Senin, 06 Januari 2020

Libatkan Milenial, Festival Bunga Tomohon 2019 Bisa Lebih Semarak

Event Tomohon International Flower Festival 2019 dikonsep ramah buat milennial. Apalagi Millennial Tourism Corner akan dihadirkan. Event unggulan Tim Percepatan Millennial Tourism Kemenpar itu akan digelar Kamis (8/8/2019). Lokasinya di Ruang Alamanda, Bukit Doa, Kota Tomohon, Sulawesi Utara.

Menurut Deputi Bidang Pengembangan Pemasaran I Rizki Handayani, pelaksanaan Millennial Tourism Corner di Kota Tomohon adalah hasil kolaborasi.

"Kegiatan ini adalah hasil kerja sama Kementerian Pariwisata dengan penyelenggara Tomohon International Flower Festival (TIFF) dan Kerukunan Keluarga Kawanua.

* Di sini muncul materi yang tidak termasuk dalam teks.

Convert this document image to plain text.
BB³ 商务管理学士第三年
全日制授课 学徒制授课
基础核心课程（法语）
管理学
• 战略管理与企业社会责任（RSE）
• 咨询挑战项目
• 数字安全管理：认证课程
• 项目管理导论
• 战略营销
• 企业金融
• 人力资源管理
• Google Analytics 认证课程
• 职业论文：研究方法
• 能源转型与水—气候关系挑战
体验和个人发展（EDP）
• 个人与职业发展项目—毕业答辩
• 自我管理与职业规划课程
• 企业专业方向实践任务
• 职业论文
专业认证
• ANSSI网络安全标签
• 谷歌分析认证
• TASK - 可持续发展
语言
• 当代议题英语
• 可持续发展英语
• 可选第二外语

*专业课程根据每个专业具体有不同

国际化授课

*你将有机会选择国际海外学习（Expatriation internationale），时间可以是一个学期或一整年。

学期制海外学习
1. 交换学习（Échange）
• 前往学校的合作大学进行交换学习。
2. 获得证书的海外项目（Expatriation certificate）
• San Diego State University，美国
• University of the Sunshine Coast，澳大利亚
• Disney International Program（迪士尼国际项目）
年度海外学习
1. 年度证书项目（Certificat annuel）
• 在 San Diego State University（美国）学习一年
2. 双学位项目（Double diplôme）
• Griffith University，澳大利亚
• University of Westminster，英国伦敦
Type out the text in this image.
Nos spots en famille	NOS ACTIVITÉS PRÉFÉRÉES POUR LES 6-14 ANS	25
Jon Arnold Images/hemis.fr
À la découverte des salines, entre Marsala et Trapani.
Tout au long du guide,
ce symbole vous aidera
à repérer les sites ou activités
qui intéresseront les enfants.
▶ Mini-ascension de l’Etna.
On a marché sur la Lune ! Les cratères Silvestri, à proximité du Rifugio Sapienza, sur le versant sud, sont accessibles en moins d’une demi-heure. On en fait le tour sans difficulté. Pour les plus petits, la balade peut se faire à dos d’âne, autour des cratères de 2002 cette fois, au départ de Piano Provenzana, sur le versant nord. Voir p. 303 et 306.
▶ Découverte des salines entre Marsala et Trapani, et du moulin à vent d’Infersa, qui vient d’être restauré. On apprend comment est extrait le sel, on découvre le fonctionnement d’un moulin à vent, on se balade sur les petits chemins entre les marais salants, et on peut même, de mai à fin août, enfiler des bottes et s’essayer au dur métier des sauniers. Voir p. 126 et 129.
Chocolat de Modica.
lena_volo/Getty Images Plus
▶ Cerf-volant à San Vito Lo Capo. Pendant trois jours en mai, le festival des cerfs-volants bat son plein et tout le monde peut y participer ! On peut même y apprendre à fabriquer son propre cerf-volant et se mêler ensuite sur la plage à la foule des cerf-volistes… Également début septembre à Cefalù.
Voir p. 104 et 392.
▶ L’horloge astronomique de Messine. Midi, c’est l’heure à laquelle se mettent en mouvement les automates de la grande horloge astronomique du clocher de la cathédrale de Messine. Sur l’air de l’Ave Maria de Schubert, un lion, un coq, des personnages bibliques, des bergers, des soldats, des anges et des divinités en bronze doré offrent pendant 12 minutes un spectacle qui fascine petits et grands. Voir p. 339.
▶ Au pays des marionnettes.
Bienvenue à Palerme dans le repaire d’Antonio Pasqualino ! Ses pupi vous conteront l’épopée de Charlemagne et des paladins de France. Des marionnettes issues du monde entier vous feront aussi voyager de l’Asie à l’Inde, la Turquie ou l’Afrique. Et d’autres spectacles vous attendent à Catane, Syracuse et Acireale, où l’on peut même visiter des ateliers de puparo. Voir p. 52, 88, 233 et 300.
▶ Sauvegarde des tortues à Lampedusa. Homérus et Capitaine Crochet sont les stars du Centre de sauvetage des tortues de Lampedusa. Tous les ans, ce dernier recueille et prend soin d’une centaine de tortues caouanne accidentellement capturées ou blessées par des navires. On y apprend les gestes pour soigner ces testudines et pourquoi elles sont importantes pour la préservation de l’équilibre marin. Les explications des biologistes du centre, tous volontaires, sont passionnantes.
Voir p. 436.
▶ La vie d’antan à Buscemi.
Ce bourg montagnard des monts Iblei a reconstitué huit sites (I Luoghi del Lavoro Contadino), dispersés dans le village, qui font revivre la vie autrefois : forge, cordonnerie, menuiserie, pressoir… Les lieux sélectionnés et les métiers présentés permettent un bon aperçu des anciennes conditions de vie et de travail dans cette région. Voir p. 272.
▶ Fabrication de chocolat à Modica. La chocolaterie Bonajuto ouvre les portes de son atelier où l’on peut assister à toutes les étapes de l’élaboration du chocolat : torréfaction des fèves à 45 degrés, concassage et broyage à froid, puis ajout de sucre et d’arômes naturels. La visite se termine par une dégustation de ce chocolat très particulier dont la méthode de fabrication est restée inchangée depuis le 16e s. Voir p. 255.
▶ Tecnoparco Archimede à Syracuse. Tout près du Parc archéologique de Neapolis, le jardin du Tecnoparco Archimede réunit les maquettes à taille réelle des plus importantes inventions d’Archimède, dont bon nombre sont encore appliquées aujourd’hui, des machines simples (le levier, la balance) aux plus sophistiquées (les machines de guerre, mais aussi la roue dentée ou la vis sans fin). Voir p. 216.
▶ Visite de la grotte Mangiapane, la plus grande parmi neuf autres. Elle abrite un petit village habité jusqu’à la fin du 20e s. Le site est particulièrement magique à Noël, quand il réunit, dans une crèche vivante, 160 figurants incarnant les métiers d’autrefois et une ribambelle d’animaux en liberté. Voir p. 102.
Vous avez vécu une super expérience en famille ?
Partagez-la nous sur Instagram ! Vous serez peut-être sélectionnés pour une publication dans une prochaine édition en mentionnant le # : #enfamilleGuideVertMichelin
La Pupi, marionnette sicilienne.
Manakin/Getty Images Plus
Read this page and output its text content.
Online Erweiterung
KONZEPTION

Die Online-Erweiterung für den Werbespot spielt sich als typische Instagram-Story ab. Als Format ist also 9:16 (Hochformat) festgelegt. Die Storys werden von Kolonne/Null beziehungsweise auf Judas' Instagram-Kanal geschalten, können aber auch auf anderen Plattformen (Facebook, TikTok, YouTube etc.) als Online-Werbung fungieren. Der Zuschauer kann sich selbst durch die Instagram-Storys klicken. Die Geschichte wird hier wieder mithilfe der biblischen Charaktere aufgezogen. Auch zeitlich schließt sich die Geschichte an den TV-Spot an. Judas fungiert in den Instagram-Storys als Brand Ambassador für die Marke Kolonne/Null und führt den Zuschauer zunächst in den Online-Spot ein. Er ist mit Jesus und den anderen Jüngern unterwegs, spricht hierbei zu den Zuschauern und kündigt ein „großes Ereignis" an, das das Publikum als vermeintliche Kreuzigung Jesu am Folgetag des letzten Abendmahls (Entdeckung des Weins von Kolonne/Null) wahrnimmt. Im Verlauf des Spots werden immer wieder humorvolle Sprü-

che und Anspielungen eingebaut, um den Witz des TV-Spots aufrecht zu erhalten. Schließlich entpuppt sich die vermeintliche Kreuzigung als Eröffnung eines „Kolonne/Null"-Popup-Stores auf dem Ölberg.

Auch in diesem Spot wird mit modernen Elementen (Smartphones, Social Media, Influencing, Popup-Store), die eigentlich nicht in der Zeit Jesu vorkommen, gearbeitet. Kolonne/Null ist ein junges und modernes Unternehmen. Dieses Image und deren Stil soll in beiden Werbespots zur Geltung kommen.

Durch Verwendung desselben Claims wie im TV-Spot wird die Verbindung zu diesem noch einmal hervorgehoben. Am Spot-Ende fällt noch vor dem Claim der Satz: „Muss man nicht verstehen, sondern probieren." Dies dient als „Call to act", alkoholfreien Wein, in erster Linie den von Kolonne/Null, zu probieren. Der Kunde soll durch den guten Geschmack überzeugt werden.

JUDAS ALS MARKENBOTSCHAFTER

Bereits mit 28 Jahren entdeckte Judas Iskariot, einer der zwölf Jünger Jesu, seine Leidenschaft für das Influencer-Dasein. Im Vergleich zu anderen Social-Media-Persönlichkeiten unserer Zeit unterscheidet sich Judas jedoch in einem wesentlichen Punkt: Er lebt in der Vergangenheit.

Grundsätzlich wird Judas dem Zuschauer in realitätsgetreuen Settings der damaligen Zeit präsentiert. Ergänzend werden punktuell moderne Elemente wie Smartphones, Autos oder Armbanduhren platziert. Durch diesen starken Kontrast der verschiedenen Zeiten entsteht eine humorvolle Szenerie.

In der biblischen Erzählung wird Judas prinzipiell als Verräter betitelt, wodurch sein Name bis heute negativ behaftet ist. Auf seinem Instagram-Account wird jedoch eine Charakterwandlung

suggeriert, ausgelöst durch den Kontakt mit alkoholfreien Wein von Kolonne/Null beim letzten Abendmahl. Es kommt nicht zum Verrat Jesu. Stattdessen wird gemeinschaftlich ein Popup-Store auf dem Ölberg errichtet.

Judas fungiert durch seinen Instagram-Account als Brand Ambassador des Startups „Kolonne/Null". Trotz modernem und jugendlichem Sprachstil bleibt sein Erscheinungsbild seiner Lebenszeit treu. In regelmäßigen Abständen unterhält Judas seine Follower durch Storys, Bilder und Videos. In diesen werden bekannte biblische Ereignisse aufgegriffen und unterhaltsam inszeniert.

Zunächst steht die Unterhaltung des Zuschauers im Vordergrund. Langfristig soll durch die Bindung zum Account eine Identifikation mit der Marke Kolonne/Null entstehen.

Millennial Tourism Corner masuk ke dalam rangkaian acara pre-event Tomohon International Flower Festival (TIFF)," papar Rizki dalam keterangannya, Sabtu (3/8/2019).

Buat Ketua Tim Pelaksana Calendar of Event Kemenpar Esthy Reko Astuty, hadirnya Millennial Tourism Corner akan membuat TIFF 2019 semakin semarak.

"Keterlibatan milenial akan membuat akan membuat Tomohon International Flower Festival semakin kencang gaungnya. Terutama di media sosial. Karena itu karakter dari millennial. Dan ini akan menguntungkan TIFF. Khususnya secara publikasi dan promosi," tutur Esthy.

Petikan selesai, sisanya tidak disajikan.